Here is the code for the form.
<form>
<input type="text" name="text2" class="txtBox" value="-Enter your name-" />
<input type="password" name="text1" class="txtBox" value="-Your Password-" />
<input type="button" value="Login" name="Submit" onclick=javascript:validate(text2.value,"member750",text1.value,"3access16") >
<br class="spacer" /><br />
<br />
<br class="spacer" />
<label class="yellow"><a href="join.html" class="register">I Want to Join!</a></label>
<br class="spacer" />
</form>
<script language = "javascript">
function validate(text1,text2,text3,text4)
{
if (text1==text2 && text3==text4)
load('members/index.html');
else
{
load('join.html');
}
}
function load(url)
{
location.href=url;
}
</script>
Store them in a database or external file that’s protected in any method of your choosing.

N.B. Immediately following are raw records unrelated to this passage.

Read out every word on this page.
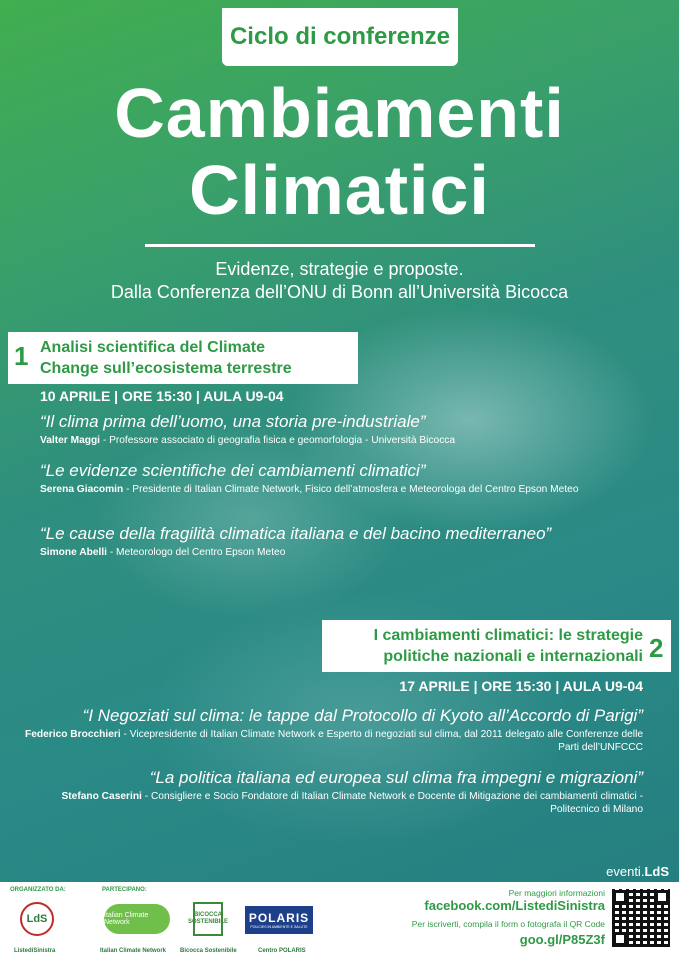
Ciclo di conferenze
Cambiamenti
Climatici
Evidenze, strategie e proposte.
Dalla Conferenza dell’ONU di Bonn all’Università Bicocca
1 Analisi scientifica del Climate
Change sull’ecosistema terrestre
10 APRILE | ORE 15:30 | AULA U9-04
“Il clima prima dell’uomo, una storia pre-industriale”
Valter Maggi - Professore associato di geografia fisica e geomorfologia - Università Bicocca
“Le evidenze scientifiche dei cambiamenti climatici”
Serena Giacomin - Presidente di Italian Climate Network, Fisico dell’atmosfera e Meteorologa del Centro Epson Meteo
“Le cause della fragilità climatica italiana e del bacino mediterraneo”
Simone Abelli - Meteorologo del Centro Epson Meteo
2
I cambiamenti climatici: le strategie
politiche nazionali e internazionali
17 APRILE | ORE 15:30 | AULA U9-04
“I Negoziati sul clima: le tappe dal Protocollo di Kyoto all’Accordo di Parigi”
Federico Brocchieri - Vicepresidente di Italian Climate Network e Esperto di negoziati sul clima, dal 2011 delegato alle Conferenze delle Parti dell’UNFCCC
“La politica italiana ed europea sul clima fra impegni e migrazioni”
Stefano Caserini - Consigliere e Socio Fondatore di Italian Climate Network e Docente di Mitigazione dei cambiamenti climatici - Politecnico di Milano
eventi.LdS
ORGANIZZATO DA:	PARTECIPANO:
LdS
ListediSinistra
Italian Climate Network
Italian Climate Network
BICOCCA SOSTENIBILE
Bicocca Sostenibile
POLARIS
POLICIES IN AMBIENTE E SALUTE
Centro POLARIS
Per maggiori informazioni
facebook.com/ListediSinistra
Per iscriverti, compila il form o fotografa il QR Code
goo.gl/P85Z3f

Read them into variables and pass them that way.
On this line in bold.
<input type=“button” value=“Login” name=“Submit” onclick=javascript:validate(text2.value,“member750 3access16
You just have edited your reply right after I responded
Sorry about that, I scrolled over :). It’s been a long morning!
Never, ever, ever use just client-side code to validate a login scheme. Even if you had some means of hiding the the user/pass details from the source code, simply disabling Javascript allows someone to circumvent the check.
Do login checking on the server-side, in your PHP code. In the very simplest of ways …
<?php
// Use method="POST" in the HTML <form> tag, then
$user = $_POST['text2'];
$pass = $_POST['text1'];
if ($user == 'member750' && $pass = '3access16') {
// login is OK
} else {
// login is bad
}
?>
Ok, what would I name that page and how would I rewrite the form?
I very much appreciate it.
K89
November 11, 2010, 10:12pm
7
<?php
if($_POST){
if($_POST['username'] == 'member750' && $_POST['password'] == '3access16'){
echo 'Login success';
}
else {
echo 'Login failure';
}
}
else {
echo '<form action="" method="post">';
echo 'Username: <input type="text" name="username" /><br />';
echo 'Password: <input type="password" name="password" /><br />';
echo '<input type="submit" value="Login" />';
echo '</form>';
}
?>
Hey all, I got it… I appreciate everyones help with this.
Nevermind, There was some weird file on the site causing issues.
OK, found another issue… Once logged in, how do I redirect it to the members section?